6. The method for methylation analysis of circulating cell-free nucleosome active regions according to claim 1, wherein the methylation phenotypic characteristic of the selected nucleosome active regions obtained by the calculation and the methylation heterogeneity level of the nucleosome active regions is judged according to the methylation phenotypic characteristic, and the methylation analysis of the circulating cell-free nucleosome active regions is completed and comprises:

7. A methylation analysis device of circulating cell free nucleosome active regions, which is applied to the methylation analysis method of circulating cell free nucleosome active regions according to any one of claims 1 to 6, the device comprising:

the circulating cell-free gene fragment acquisition module is used for acquiring capture sequencing data of a plasma sample to be detected and extracting cfDNA molecular fragments from the capture sequencing data; the method comprises the following steps: for sequence files obtained by sequencing, respectively obtaining the starting position and the ending position of paired reads belonging to the same DNA molecule, and judging the positive chain and the negative chain of the reads according to the comparison information of the reads; then, judging the initial and termination positions of the cfDNA molecules according to the positive and negative chains and the initial and termination positions of paired reads, further obtaining the initial and termination positions of the cfDNA fragments on the human genome hg19 and calculating the length L of the cfDNA fragments;

the methylation analysis module is used for calculating the methylation phenotype characteristics of the nucleosome active region obtained by screening, judging the methylation heterogeneity level of the nucleosome active region according to the methylation phenotype characteristics and completing the methylation analysis of the circulating cell-free nucleosome active region;

the module for calculating the number ratio of the cfDNA molecules in different situations comprises:

And a nucleosome active region screening module for calculating the ratio based on the measured valuesS _il ’Screening out an alternative nucleosome active region which has a significant difference with a baseline nucleosome active difference region established according to a healthy human sample by a method of Kelmonov-Scironov test, and taking the alternative nucleosome active region as a final nucleosome active region;

the methylation analysis device of the circulating cell-free nucleosome activity region also comprises a baseline creating module for creating a baseline nucleosome activity difference region according to a healthy human sample, and the baseline creating module comprises:

a window set screening unit for screening out the sum peak in the baseline sample setS _pIn the windowMouth pieceS _il ’Alternative nucleosome activity difference region satisfying preset conditionsi _s；

a screening unit of the activity difference region of the baseline nucleosome for screening according to the calculation resultpAnd obtaining a nucleosome activity difference region with the value larger than a preset threshold value.

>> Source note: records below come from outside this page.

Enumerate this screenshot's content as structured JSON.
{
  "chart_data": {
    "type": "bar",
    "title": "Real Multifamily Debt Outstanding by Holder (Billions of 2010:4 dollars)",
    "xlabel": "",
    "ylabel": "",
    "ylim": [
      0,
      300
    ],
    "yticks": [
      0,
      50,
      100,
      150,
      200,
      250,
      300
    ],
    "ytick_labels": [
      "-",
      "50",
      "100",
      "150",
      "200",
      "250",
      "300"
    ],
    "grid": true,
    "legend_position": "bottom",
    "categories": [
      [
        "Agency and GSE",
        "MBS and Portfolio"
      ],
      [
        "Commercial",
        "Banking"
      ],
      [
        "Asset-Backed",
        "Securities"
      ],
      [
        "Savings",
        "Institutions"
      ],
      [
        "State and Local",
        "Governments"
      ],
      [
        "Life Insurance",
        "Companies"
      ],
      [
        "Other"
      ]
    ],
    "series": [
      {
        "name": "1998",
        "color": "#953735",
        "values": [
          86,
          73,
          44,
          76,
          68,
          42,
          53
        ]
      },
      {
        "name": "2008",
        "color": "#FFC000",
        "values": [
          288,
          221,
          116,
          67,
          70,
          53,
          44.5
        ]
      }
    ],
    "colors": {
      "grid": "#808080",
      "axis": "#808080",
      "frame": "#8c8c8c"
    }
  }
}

8. The apparatus for methylation of circulating cell-free nucleosome active regions according to claim 7, wherein the nucleosome active region screening module is further configured to test between a healthy person and a plasma sample to be tested using the kolmogorov-smirnov test method to obtainpThe value is lower than the interval of the preset threshold value, and then the nucleosome active region is obtained.

9. A terminal device comprising a memory, a processor and a computer program stored in said memory and executable on said processor, characterized in that said processor when running said computer program implements the steps of the method for methylation analysis of circulating cell-free nucleosome active regions according to any of claims 1-6.

10. A computer-readable storage medium, in which a computer program is stored which, when being executed by a processor, carries out the steps of the method for methylation analysis of circulating cell-free nucleosome active regions according to any one of claims 1 to 6.